Speaking of drunken birthday celebrations: When I turned 41, I spent my birthday on this beach . (picture from gohawaii.com) The whole nude thing necessitated the copious amounts of alcohol I consumed that day. But what a hoot! All the people with the pretty bodies were covered up and all the not so pretty bodies, nude. Isn’t that the way it goes? My friend had this awesome beer opener, ever time you popped a top a voice jovially encouraged you: “Oh yeah! Time for a beer!”

Another memorable birthday was my eighteenth. I had this massive thing for Johnny Mathis (image: newlog.com) and he was on tour that spring. My boyfriend at the time was so smitten with me he actually took me to a Johnny Mathis concert! What a great evening. What a dear man. I’ve been looking for this guy for years just so I could tell him his gift became the litmus test for how much you really love me.

I love being the princess…but... sometimes it doesn't always work out that way. I met the boy who handed me my first broken heart, on my sixteenth birthday. My mother threw a party for me and he came with his sister. Funny, as I was looking through pictures for blog images, I found his. I also found the picture of the girl he left me for,too. I had a WTF moment and then without thinking shredded them. It felt great. A good birthday gift to myself.

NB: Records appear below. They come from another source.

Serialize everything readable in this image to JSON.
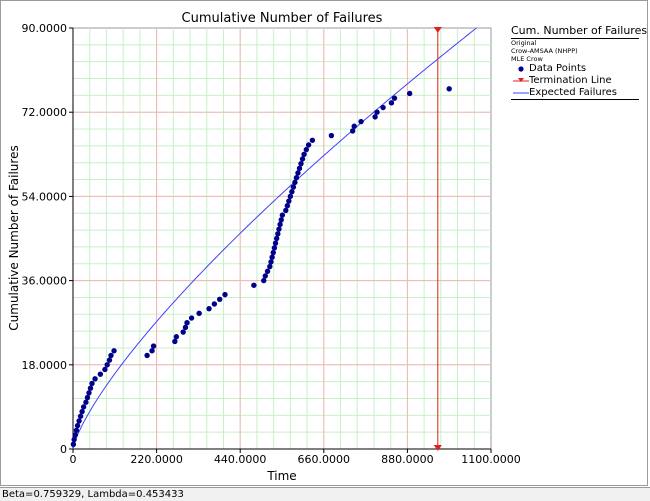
{
  "chart_data": {
    "type": "scatter",
    "title": "Cumulative Number of Failures",
    "xlabel": "Time",
    "ylabel": "Cumulative Number of Failures",
    "xlim": [
      0,
      1100
    ],
    "ylim": [
      0,
      90
    ],
    "x_ticks": [
      0,
      220,
      440,
      660,
      880,
      1100
    ],
    "x_tick_labels": [
      "0",
      "220.0000",
      "440.0000",
      "660.0000",
      "880.0000",
      "1100.0000"
    ],
    "y_ticks": [
      0,
      18,
      36,
      54,
      72,
      90
    ],
    "y_tick_labels": [
      "0",
      "18.0000",
      "36.0000",
      "54.0000",
      "72.0000",
      "90.0000"
    ],
    "grid": true,
    "legend_position": "right",
    "legend": {
      "title": "Cum. Number of Failures",
      "lines": [
        "Original",
        "Crow-AMSAA (NHPP)",
        "MLE Crow"
      ],
      "entries": [
        "Data Points",
        "Termination Line",
        "Expected Failures"
      ]
    },
    "series": [
      {
        "name": "Data Points",
        "color": "#00008b",
        "x": [
          1,
          3,
          6,
          9,
          12,
          16,
          20,
          24,
          28,
          34,
          38,
          42,
          46,
          50,
          58,
          72,
          84,
          90,
          96,
          100,
          108,
          195,
          208,
          212,
          268,
          272,
          290,
          296,
          300,
          312,
          332,
          358,
          372,
          386,
          400,
          476,
          502,
          506,
          512,
          518,
          521,
          524,
          527,
          530,
          533,
          536,
          539,
          542,
          545,
          548,
          551,
          560,
          564,
          568,
          572,
          576,
          580,
          584,
          588,
          592,
          596,
          600,
          604,
          608,
          614,
          620,
          630,
          680,
          736,
          740,
          758,
          795,
          800,
          816,
          838,
          846,
          886,
          990
        ],
        "y": [
          1,
          2,
          3,
          4,
          5,
          6,
          7,
          8,
          9,
          10,
          11,
          12,
          13,
          14,
          15,
          16,
          17,
          18,
          19,
          20,
          21,
          20.5,
          21.5,
          22.5,
          23.5,
          24.5,
          25.5,
          26.5,
          27.5,
          28.5,
          29.5,
          30.5,
          31.5,
          32.5,
          33.5,
          34.5,
          35.5,
          36.5,
          37.5,
          38.5,
          39.5,
          40.5,
          41.5,
          42.5,
          43.5,
          44.5,
          45.5,
          46.5,
          47.5,
          48.5,
          49.5,
          50.5,
          51.5,
          52.5,
          53.5,
          54.5,
          55.5,
          56.5,
          57.5,
          58.5,
          59.5,
          60.5,
          61.5,
          62.5,
          63.5,
          64.5,
          65.5,
          66.5,
          67.5,
          68.5,
          69.5,
          70.5,
          71.5,
          72.5,
          73.5,
          74.5,
          75.5,
          76.5
        ],
        "y_override": [
          1,
          2,
          3,
          4,
          5,
          6,
          7,
          8,
          9,
          10,
          11,
          12,
          13,
          14,
          15,
          16,
          17,
          18,
          19,
          20,
          21,
          20,
          21,
          22,
          23,
          24,
          25,
          26,
          27,
          28,
          29,
          30,
          31,
          32,
          33,
          35,
          36,
          37,
          38,
          39,
          40,
          41,
          42,
          43,
          44,
          45,
          46,
          47,
          48,
          49,
          50,
          51,
          52,
          53,
          54,
          55,
          56,
          57,
          58,
          59,
          60,
          61,
          62,
          63,
          64,
          65,
          66,
          67,
          68,
          69,
          70,
          71,
          72,
          73,
          74,
          75,
          76,
          77
        ]
      },
      {
        "name": "Expected Failures",
        "type": "line",
        "color": "#4040ff",
        "beta": 0.759329,
        "lambda": 0.453433
      },
      {
        "name": "Termination Line",
        "type": "vline",
        "color": "#e02020",
        "x": 960
      }
    ]
  },
  "status": {
    "text": "Beta=0.759329, Lambda=0.453433"
  }
}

I made resolutions (which I am happy to say I’m keeping!) this January so I have formulated three goals to reach by next March:
1. Weight what I did in 1993
2. Certified in my nursing specialty
3. Ready to pitch the novel to an agent

Looks like a busy year for me! I’m slated to have a happy happy birthday this weekend. I‘m not sure what The Girl has planned but I know it will be fun! Assuredly it won’t be Maui, or a massive party in the back yard with balloons and pin-the-tail-on-the-donkey, and thankfully not a drunken night in a bar. It will be filled with laughter and people I adore.


This is my response to this week's Arty Girlz challenge. My humble sun and moon ATC will cheer me this weekend when late winter returns to the Rocky's. The background is a card from a Spanish vocabulary game I found at the Cancun flea market this January. I used a hand painted design as the overlay. I decreased the intensity on my printer to make it my design more transparent and copied onto opaque sticker paper. The buttons add a bit of whimsy and sun imagery.